Tuesday, 15 November 2011

The comm

The comm command in the Unix ancestors of computer operating systems is a account that is acclimated to analyze two files for accepted and audible lines. comm is defined in the POSIX standard. It has been broadly accessible on Unix-like operating systems back the mid to backward 1980s.

Usage

comm reads two files as input, admired as curve of text. comm outputs one file, which contains three columns. The aboriginal two columns accommodate curve different to the aboriginal and additional file, respectively. The aftermost cavalcade contains curve accepted to both. This functionally is agnate to diff.

Columns are about acclaimed with the character. If the ascribe files accommodate curve alpha with the separator character, the achievement columns can become ambiguous.

For efficiency, accepted implementations of comm apprehend both ascribe files to be sequenced in the aforementioned band accumulating order, sorted lexically. The array (Unix) command can be acclimated for this purpose.
The comm algorithm makes use of the allegory arrangement of the accepted locale. If the curve in the files are not both aggregate in accordance with the accepted locale, the aftereffect is undefined.

Return code

Unlike diff, the acknowledgment cipher from comm has no analytic acceptation apropos the accord of the two files. A acknowledgment cipher of 0 indicates success, a acknowledgment cipher >0 indicates an absurdity occurred during processing.

Example

File foo

apple

banana

eggplant

File bar

apple

banana

banana

zucchini

comm foo bar

apple

banana

banana

eggplant

zucchini

This shows that both files accept one banana, but alone bar has a additional banana.

In added detail, the achievement book has the actualization that follows. Note that the cavalcade is interpreted by the cardinal of arch tab characters. \t represents a tab appearance and \n represents a newline (C accent notation). The spaces apparent are not allotment of the achievement file.

\t \t a p p l e \n

\t \t b a n a n a \n

\t b a n a n a \n

e g g p l a n t \n

\t z u c c h i n i \n

Comparison to diff

In accepted terms, animosity is a added able account than comm. The simpler comm is best ill-fitted for use in scripts.

The primary acumen amid comm and animosity is that comm discards advice about the adjustment of the curve above-mentioned to sorting.

A accessory aberration amid comm and animosity is that comm will not try to announce that a band has "changed" amid the two files; curve are either apparent in the "from book #1", "from book #2", or "in both" columns. This can be advantageous if one wishes two curve to be advised altered alike if they alone accept attenuate differences.

Other options

comm has command-line options to abolish any of the three columns. This is advantageous for scripting.

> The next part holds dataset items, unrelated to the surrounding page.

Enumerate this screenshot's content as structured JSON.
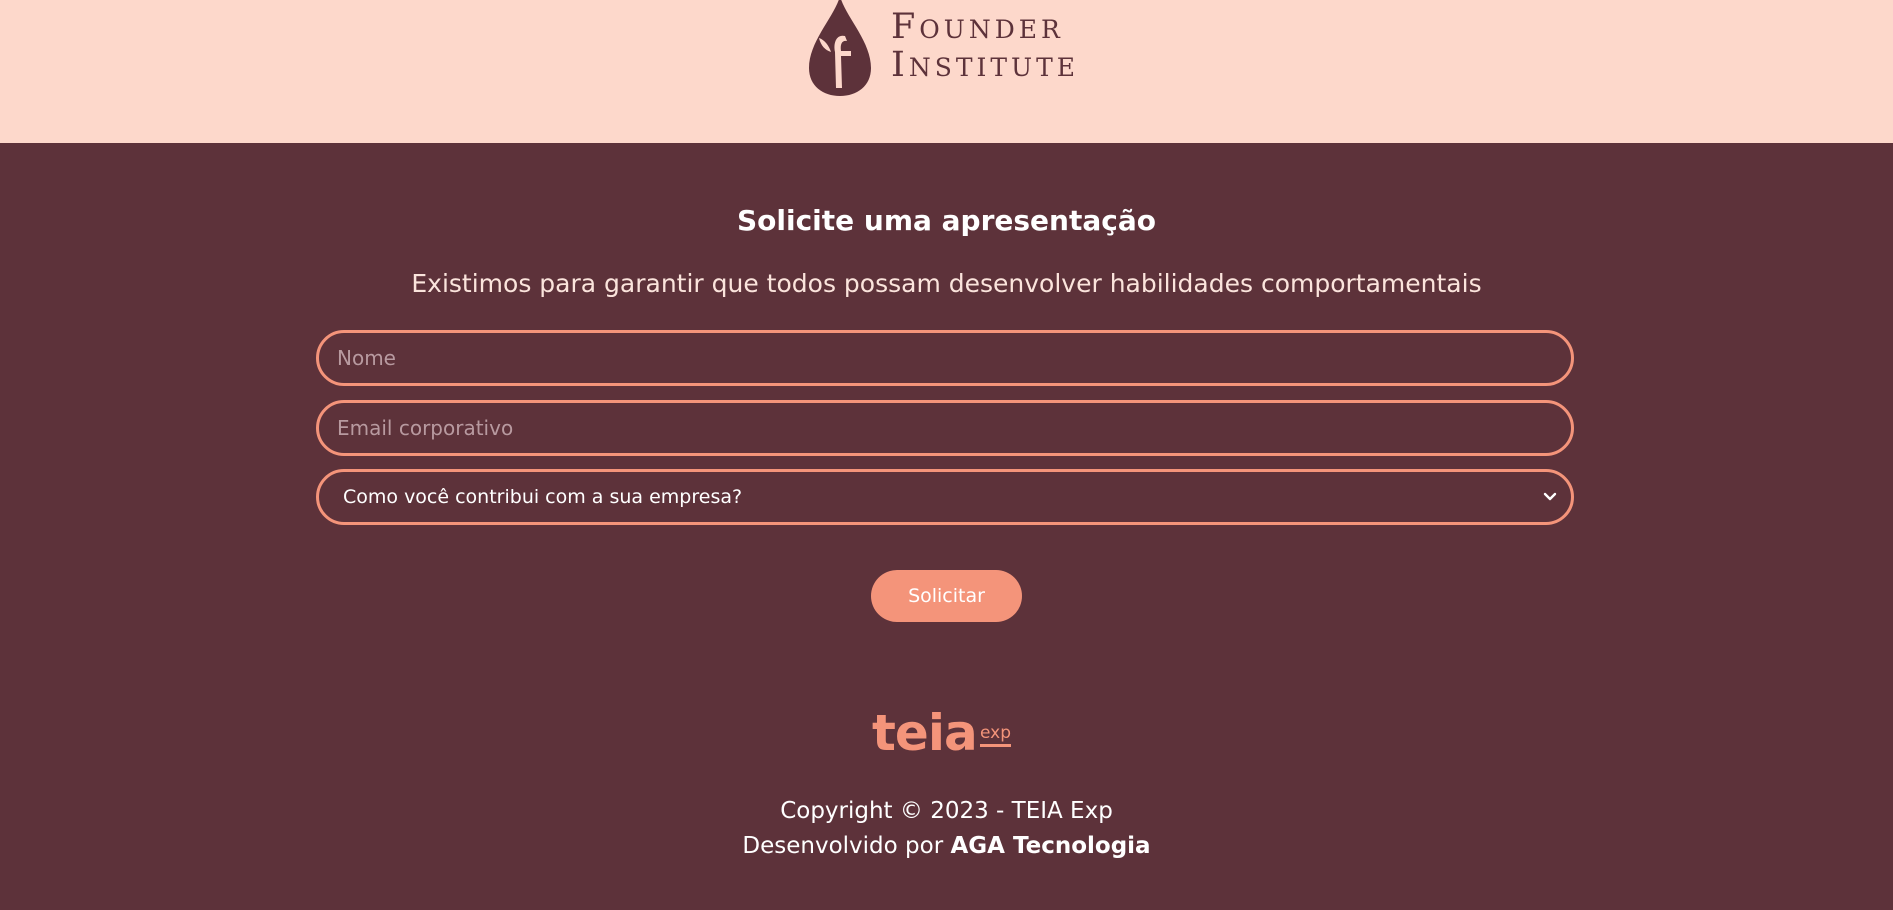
{
  "header": {
    "logo_line1": "Founder",
    "logo_line2": "Institute",
    "logo_icon": "leaf-drop-icon"
  },
  "form": {
    "title": "Solicite uma apresentação",
    "subtitle": "Existimos para garantir que todos possam desenvolver habilidades comportamentais",
    "name_placeholder": "Nome",
    "email_placeholder": "Email corporativo",
    "role_select_value": "Como você contribui com a sua empresa?",
    "submit_label": "Solicitar"
  },
  "footer": {
    "logo_main": "teia",
    "logo_sub": "exp",
    "copyright": "Copyright © 2023 - TEIA Exp",
    "developed_prefix": "Desenvolvido por",
    "developer": "AGA Tecnologia"
  },
  "colors": {
    "header_bg": "#fdd8cb",
    "main_bg": "#5d323a",
    "accent": "#f4947a",
    "text": "#ffffff"
  }
}
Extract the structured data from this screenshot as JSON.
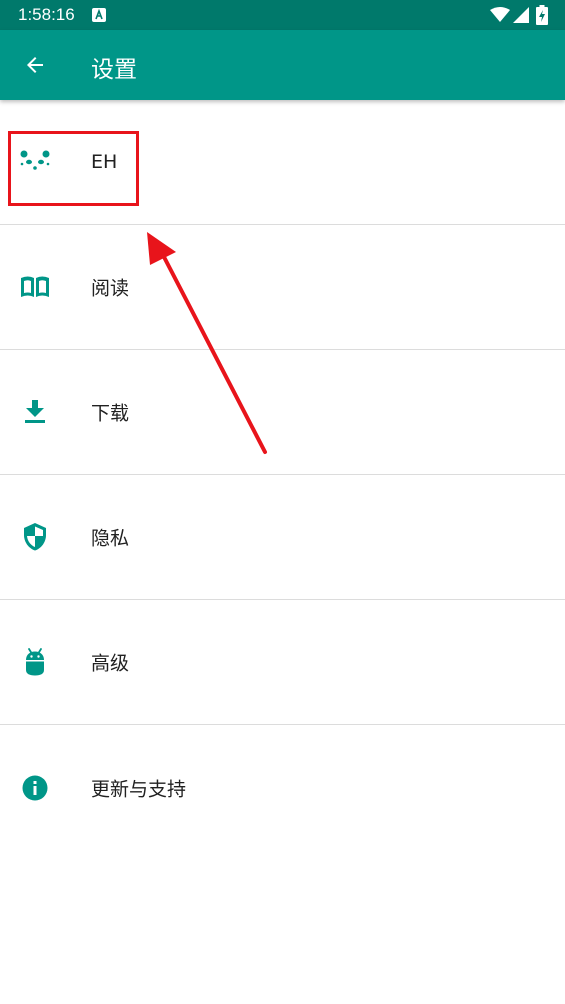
{
  "status_bar": {
    "time": "1:58:16",
    "notification_icon": "a-icon",
    "wifi_icon": "wifi-icon",
    "signal_icon": "signal-icon",
    "battery_icon": "battery-charging-icon"
  },
  "app_bar": {
    "back_icon": "arrow-left-icon",
    "title": "设置"
  },
  "settings": {
    "items": [
      {
        "label": "EH",
        "icon": "panda-icon"
      },
      {
        "label": "阅读",
        "icon": "book-icon"
      },
      {
        "label": "下载",
        "icon": "download-icon"
      },
      {
        "label": "隐私",
        "icon": "shield-icon"
      },
      {
        "label": "高级",
        "icon": "android-icon"
      },
      {
        "label": "更新与支持",
        "icon": "info-icon"
      }
    ]
  },
  "colors": {
    "status_bar": "#00796b",
    "app_bar": "#009688",
    "icon": "#009688",
    "annotation": "#e8141b"
  }
}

There is additionally an advantage to apprehend one book (but not both) from accepted input.

Limits

Up to a abounding band charge be buffered from anniversary ascribe book during band comparison, afore the abutting achievement band is written.

Some implementations apprehend curve with the action readlinebuffer() which does not appoint any band breadth banned if arrangement anamnesis suffices.

Other implementations apprehend curve with the action fgets(). This action requires a anchored buffer. For these implementations, the absorber is generally sized according to the POSIX macro LINE_MAX.